The ten precepts were interpreted by many famous teachers and abbots into tomes of moral and ethical rules. Wayists do not go the route of moral codes but we do make use the precepts to delve deep into our psyche to uncover and unmask biases and hypocrisies that may withhold us from development. One can write a book or two, analyzing the precepts because we need to reflect on them at many levels.

  1. Prohibition of killing for pleasure. Admonishment to be a mindful predator, and to honour life in all things seen and unseen.
  2. Prohibition of appropriating that which does not belong to you. Admonishment to not indulge lower-self attachments.
  3. Prohibition of the pursuit of lust that serves insatiable lower-self needs. Admonishment to pursue experiences of all kinds without attachment.
  4. Prohibition of intentional dishonesty. Admonishment to cultivate upaya.
  5. Prohibition of clouding the mind. Admonishment to own your own mind.
  6. Prohibition of gossiping of the faults of others. Admonishment to strive to see the root of imperfections of others as we see it in ourselves.
  7. Prohibition of regarding oneself higher than another. Admonishment to embrace humbleness.
  8. Prohibition of withholding goodness from others. Admonishment to share teaching and light to all.
  9. Prohibition of allowing disharmony when it can be avoided. Admonishment to create harmony where possible.
  10. Prohibition of denigrating the Dharmas. Admonishment to experience the intimacy of things.


Dress Code and Other Rules for Monks

Wayists monks follow the ancient tradition of wearing white when officiating. Dress codes vary according to local customs across the world. The only real common denominator is the colour white.

Wayist emphasize practicality, and would not transport a clothing style across geographic and cultural regions when it serves only to mark one as being different from others. It makes good sense to adapt one’s clothing style also according to the geographic area–for example wearing closed shoes and socks in severe cold and open sandals or flip flops in tropical heat and wet areas…wearing black bottoms in areas where dirt and dust on bicycles and in homes easily makes white look disrespectful. However, it is never the clothing or lack of clothing that makes a monk but the heart and conduct–a naked monk is as much a monk as one in a business suit.

Below are some photos not only of Wayist monks but also Jain, Hindu and Buddhist monks.


Hair dress

Depending on culture and the individual community, some monks shave their heads while others do not. The only tendency that is important is that hair dress is not important to “distinguish” a monk and when it becomes important or a matter of concern for lifestyle expense, it is a warning sign.



The human being is an omnivorous predator–this is the bain of our lives of Earth. We learn to go about this in gratitude for all those beings who would give their lives to sustain us. We have a duty toward ourselves to respect the Way and our Path, and must therefore take care of our bodies to make the journey possible and fruitful. Therefore, we must eat what is available in our geographic area. We do not have the ability or right to decide which lives matter more–all life matters–all living things are aware. Respect, gratitude and awareness of the cycle of life key. 

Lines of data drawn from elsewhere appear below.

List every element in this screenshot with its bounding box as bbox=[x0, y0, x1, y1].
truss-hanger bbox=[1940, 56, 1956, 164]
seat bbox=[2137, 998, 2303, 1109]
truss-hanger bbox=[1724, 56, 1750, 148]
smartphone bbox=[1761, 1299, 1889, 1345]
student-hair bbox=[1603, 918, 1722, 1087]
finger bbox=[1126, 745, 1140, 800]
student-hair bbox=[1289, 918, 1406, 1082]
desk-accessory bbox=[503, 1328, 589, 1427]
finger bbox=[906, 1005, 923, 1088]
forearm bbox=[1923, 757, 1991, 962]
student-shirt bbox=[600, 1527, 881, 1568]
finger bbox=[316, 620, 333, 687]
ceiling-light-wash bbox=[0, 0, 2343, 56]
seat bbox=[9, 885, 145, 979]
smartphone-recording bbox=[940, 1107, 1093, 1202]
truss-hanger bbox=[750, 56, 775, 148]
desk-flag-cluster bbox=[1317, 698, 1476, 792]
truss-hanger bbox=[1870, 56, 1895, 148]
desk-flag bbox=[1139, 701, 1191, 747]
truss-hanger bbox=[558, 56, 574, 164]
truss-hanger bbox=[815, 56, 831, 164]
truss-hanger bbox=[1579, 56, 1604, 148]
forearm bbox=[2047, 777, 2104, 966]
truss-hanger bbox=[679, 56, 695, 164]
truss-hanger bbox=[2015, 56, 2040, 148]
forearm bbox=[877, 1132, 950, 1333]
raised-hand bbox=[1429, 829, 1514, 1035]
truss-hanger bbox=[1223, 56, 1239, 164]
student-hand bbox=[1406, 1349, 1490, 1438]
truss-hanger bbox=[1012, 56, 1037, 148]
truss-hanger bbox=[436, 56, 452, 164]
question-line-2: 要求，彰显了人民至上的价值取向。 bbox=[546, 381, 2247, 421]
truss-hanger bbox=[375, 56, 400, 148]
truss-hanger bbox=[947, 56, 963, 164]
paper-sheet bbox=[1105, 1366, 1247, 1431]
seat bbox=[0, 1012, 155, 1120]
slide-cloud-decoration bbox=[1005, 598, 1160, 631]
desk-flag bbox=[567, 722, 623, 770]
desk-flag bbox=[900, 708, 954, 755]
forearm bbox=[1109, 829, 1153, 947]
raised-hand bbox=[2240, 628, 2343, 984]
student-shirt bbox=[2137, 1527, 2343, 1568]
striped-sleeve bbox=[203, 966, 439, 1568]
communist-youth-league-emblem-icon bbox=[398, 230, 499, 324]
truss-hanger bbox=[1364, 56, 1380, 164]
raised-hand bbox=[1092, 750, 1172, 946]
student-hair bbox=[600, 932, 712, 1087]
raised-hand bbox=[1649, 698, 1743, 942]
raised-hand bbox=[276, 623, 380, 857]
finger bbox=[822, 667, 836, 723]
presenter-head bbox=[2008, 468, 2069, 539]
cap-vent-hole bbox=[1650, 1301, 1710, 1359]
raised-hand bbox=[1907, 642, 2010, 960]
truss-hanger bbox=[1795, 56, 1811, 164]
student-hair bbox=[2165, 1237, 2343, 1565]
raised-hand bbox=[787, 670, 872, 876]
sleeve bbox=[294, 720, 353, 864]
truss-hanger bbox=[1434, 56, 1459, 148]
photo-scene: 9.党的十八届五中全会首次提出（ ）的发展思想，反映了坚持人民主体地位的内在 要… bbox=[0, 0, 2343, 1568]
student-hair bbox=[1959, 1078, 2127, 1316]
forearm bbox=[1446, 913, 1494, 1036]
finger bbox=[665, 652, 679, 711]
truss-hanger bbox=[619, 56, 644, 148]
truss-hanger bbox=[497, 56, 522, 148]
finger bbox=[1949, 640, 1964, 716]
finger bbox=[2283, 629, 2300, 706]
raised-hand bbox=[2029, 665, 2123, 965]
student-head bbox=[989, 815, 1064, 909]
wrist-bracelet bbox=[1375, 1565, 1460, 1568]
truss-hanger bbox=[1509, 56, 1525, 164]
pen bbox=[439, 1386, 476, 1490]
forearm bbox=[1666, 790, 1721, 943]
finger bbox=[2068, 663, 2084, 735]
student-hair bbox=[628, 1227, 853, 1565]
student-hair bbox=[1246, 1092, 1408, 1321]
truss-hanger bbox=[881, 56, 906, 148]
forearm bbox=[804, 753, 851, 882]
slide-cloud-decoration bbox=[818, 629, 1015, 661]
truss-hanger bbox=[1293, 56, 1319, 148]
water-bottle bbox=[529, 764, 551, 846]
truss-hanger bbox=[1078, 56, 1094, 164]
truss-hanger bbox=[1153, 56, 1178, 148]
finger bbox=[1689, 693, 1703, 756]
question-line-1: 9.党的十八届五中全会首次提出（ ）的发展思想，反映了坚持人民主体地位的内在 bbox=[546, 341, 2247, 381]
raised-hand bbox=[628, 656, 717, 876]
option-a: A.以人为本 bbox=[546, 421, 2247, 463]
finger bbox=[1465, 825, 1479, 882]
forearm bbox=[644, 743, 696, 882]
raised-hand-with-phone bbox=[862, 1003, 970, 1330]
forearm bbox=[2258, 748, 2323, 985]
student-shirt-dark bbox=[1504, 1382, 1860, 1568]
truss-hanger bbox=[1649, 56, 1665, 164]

As an example of an extreme argument, a monk would rather raise a chicken and kill at toward the end of a good life to eat, than support an industry that has no respect for the plants, fish, and animals that it harvests or cultivates for feeding humans. There is no excuse for ignorance and arrogance in this.

Feeding ourselves and maintaining our bodies is a constant reminder of the need for humility, simplicity and compassion.